La télévision américaine accélère sa mue, avec le mariage d’AT&T et DirecTV…

at&tdirectvLes régulateurs ont apporté leur feu vert vendredi. Le nouveau leader de la télévision payante est né.

La concentration des télécoms américains a franchi une nouvelle étape, vendredi, avec l’approbation par les régulateurs du mariage entre AT&T et DirecTV. Après une année d’incertitude, le numéro un américain des télécoms peut absorber le premier fournisseur de télévision par satellite du pays, et s’imposer ainsi comme le nouveau leader national de la télévision payante. « C’est une occasion unique de redéfinir l’industrie du divertissement vidéo », affirme le patron d’AT&T, Randall Stephenson.

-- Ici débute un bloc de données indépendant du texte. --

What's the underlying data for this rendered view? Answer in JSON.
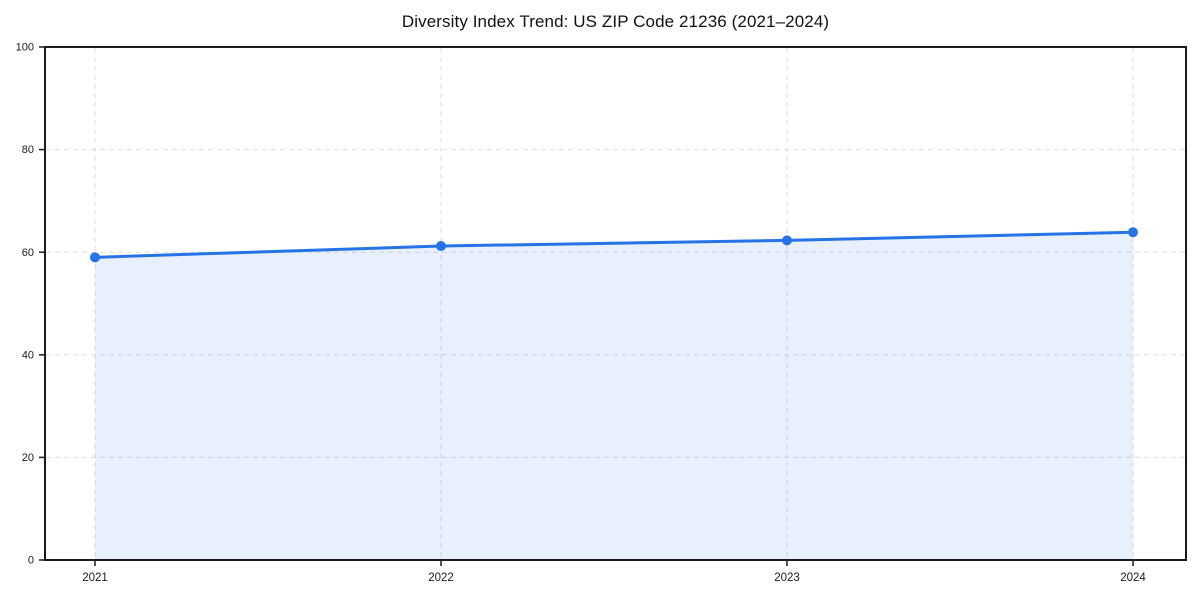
{
  "chart_data": {
    "type": "area",
    "title": "Diversity Index Trend: US ZIP Code 21236 (2021–2024)",
    "categories": [
      "2021",
      "2022",
      "2023",
      "2024"
    ],
    "values": [
      59,
      61.2,
      62.3,
      63.9
    ],
    "xlabel": "",
    "ylabel": "",
    "ylim": [
      0,
      100
    ],
    "yticks": [
      0,
      20,
      40,
      60,
      80,
      100
    ],
    "grid": true,
    "grid_style": "dashed",
    "legend": false,
    "marker": "circle",
    "colors": {
      "line": "#2673e8",
      "marker": "#2673e8",
      "fill": "#2673e8",
      "fill_opacity": 0.11,
      "grid": "#dedede",
      "axis": "#1a1a1a",
      "tick_text": "#1a1a1a",
      "title_text": "#111111",
      "background": "#ffffff"
    }
  }
}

L’opération, qui représente l’équivalent de 50 milliards de dollars, est la plus importante que le secteur ait connue ces deux dernières années. Elle n’était pas acquise. Les régulateurs américains ne l’ont accepté qu’à la condition qu’AT&T améliore son réseau internet, connu pour sa vétusté : il devra offrir du haut débit à 12 millions de foyers supplémentaires, ce qui va l’obliger à décupler son réseau de fibre optique.

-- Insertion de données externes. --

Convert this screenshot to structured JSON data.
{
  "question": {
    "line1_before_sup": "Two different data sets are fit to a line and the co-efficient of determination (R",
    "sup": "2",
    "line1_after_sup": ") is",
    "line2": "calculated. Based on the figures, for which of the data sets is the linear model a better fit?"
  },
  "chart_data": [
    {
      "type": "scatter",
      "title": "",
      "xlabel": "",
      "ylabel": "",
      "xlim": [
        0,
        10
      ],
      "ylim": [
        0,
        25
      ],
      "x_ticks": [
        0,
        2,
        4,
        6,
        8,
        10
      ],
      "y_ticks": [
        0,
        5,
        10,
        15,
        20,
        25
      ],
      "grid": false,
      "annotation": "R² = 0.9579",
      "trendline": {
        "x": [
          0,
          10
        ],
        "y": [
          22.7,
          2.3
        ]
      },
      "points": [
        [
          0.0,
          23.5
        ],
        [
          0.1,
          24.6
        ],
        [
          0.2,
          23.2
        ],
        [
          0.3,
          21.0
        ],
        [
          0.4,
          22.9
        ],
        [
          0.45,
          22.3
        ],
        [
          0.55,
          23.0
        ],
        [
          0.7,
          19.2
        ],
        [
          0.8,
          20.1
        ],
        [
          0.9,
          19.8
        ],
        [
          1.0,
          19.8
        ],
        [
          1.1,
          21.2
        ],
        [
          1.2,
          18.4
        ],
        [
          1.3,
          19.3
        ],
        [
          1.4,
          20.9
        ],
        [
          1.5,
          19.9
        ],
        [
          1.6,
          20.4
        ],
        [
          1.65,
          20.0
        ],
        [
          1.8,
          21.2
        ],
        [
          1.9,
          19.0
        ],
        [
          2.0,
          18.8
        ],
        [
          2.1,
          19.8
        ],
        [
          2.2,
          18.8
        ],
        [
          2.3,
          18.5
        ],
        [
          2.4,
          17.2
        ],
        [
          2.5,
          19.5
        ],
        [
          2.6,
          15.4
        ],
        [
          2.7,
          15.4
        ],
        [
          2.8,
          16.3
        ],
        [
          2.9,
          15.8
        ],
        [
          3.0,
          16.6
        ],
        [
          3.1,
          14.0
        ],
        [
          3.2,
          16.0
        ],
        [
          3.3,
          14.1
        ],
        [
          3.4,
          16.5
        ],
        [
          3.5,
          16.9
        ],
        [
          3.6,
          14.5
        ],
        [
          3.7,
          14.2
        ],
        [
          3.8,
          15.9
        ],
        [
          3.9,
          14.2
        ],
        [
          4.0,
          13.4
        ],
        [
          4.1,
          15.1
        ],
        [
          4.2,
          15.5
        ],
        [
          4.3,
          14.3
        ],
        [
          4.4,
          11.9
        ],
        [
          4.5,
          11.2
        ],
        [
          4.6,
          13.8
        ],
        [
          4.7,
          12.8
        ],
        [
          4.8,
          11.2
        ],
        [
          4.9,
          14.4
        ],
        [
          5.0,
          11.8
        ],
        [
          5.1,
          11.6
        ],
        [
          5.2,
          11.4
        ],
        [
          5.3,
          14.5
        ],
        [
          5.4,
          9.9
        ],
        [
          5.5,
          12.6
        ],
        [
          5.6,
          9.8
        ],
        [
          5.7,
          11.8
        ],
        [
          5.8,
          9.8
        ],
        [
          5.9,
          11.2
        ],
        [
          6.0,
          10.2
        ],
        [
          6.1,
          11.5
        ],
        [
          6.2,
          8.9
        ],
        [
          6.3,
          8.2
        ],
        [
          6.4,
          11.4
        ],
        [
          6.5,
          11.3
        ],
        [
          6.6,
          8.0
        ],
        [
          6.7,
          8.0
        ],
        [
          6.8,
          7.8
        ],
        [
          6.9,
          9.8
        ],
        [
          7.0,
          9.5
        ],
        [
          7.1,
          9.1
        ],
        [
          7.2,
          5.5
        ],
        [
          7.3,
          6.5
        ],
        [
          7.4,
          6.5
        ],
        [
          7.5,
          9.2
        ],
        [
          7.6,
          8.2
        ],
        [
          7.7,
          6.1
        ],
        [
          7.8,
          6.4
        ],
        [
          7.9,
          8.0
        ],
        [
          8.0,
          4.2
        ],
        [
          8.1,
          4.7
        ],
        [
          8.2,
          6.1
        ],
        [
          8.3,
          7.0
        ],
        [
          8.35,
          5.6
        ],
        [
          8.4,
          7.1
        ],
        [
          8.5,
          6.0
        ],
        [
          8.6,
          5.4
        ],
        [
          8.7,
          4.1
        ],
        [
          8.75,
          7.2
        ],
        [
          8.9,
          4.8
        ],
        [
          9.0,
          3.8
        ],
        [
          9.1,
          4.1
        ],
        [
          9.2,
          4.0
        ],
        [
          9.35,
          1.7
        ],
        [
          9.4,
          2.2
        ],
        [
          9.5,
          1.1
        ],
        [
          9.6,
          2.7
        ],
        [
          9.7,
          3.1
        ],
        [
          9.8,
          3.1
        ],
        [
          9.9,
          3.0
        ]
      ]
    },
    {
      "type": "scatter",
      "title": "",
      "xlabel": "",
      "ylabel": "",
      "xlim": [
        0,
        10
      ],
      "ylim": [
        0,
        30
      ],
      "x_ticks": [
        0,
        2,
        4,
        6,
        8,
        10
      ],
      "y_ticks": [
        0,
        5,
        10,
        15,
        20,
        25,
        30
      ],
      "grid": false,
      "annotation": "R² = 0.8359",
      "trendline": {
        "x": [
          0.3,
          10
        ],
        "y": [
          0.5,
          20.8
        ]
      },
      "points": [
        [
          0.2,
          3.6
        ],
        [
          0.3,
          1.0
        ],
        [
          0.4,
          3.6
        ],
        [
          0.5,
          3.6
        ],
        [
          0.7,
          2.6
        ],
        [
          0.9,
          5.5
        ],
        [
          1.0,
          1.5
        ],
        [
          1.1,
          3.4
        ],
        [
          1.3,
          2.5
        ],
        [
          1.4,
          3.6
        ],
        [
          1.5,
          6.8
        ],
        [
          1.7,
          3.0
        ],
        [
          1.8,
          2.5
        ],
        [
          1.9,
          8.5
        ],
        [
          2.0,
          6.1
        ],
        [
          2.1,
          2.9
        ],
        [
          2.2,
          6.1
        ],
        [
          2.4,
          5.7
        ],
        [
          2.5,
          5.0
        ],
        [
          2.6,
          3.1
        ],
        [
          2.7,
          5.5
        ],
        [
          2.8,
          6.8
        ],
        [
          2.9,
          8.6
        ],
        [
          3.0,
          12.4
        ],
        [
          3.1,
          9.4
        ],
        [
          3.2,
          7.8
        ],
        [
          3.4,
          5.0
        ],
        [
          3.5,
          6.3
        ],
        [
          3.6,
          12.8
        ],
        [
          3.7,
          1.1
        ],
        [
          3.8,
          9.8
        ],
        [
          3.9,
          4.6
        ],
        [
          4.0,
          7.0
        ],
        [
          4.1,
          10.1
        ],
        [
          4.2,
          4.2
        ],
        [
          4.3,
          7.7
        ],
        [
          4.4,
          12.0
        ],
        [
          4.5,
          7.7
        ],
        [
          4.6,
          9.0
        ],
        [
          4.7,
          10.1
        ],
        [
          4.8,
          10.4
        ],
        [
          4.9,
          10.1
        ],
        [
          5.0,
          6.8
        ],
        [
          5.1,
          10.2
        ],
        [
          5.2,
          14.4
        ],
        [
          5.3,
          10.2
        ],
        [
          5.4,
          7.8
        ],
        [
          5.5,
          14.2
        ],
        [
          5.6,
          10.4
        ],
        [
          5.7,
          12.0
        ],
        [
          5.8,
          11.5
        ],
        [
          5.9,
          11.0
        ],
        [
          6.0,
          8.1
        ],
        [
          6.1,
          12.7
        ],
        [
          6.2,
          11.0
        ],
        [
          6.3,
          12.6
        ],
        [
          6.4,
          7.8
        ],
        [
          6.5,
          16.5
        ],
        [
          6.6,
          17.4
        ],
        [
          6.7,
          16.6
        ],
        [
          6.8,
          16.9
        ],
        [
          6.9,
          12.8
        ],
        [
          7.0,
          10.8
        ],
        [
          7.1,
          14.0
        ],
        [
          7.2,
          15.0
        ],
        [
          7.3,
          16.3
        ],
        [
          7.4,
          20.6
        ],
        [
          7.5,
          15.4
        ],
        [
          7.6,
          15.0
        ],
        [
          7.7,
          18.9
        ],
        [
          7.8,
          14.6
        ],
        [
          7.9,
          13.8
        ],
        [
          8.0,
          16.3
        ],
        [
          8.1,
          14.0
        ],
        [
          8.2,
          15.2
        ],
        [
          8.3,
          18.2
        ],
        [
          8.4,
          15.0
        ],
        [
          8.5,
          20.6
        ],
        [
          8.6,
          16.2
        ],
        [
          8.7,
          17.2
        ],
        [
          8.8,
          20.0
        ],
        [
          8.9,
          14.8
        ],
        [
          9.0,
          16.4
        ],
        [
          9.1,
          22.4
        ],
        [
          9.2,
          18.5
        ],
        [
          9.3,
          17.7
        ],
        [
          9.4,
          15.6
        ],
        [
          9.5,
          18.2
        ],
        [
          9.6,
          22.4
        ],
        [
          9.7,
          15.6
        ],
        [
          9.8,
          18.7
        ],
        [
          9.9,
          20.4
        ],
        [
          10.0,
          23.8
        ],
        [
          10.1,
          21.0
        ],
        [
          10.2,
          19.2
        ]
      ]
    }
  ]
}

Les régulateurs ont fait barrage à de nombreuses fusions récemment, de peur de voir les géants des télécoms tuer la concurrence. Les deux leaders du câble, Comcast et Time Warner ont ainsi dû renoncer à leur mariage en avril. Sprint a également abandonné l’idée d’acheter T-Mobile, après avoir reçu un accueil glacial des régulateurs. Mais le mouvement de concentration ne semble pas devoir s’achever, loin de là. Charter communications a lancé des pourparlers récemment pour acheter Time Warner Cable.

Un beau coup
Quant à T-Mobile, il espère mettre la main au plus vite sur Dish. Une opération très semblable à celle autorisée vendredi, puisqu’elle réunit un opérateur de téléphonie mobile et un fournisseur de télévision par satellite. « Nos capitaines d’industrie manquent clairement d’idées. Au lieu d’innover et d’investir dans leurs réseaux, ils rachètent la concurrence », dénonce Craig Aaron, président de l’ONG Free press.  »Ces fusions coûtent cher, et ce sont les clients qui paient la facture au final ».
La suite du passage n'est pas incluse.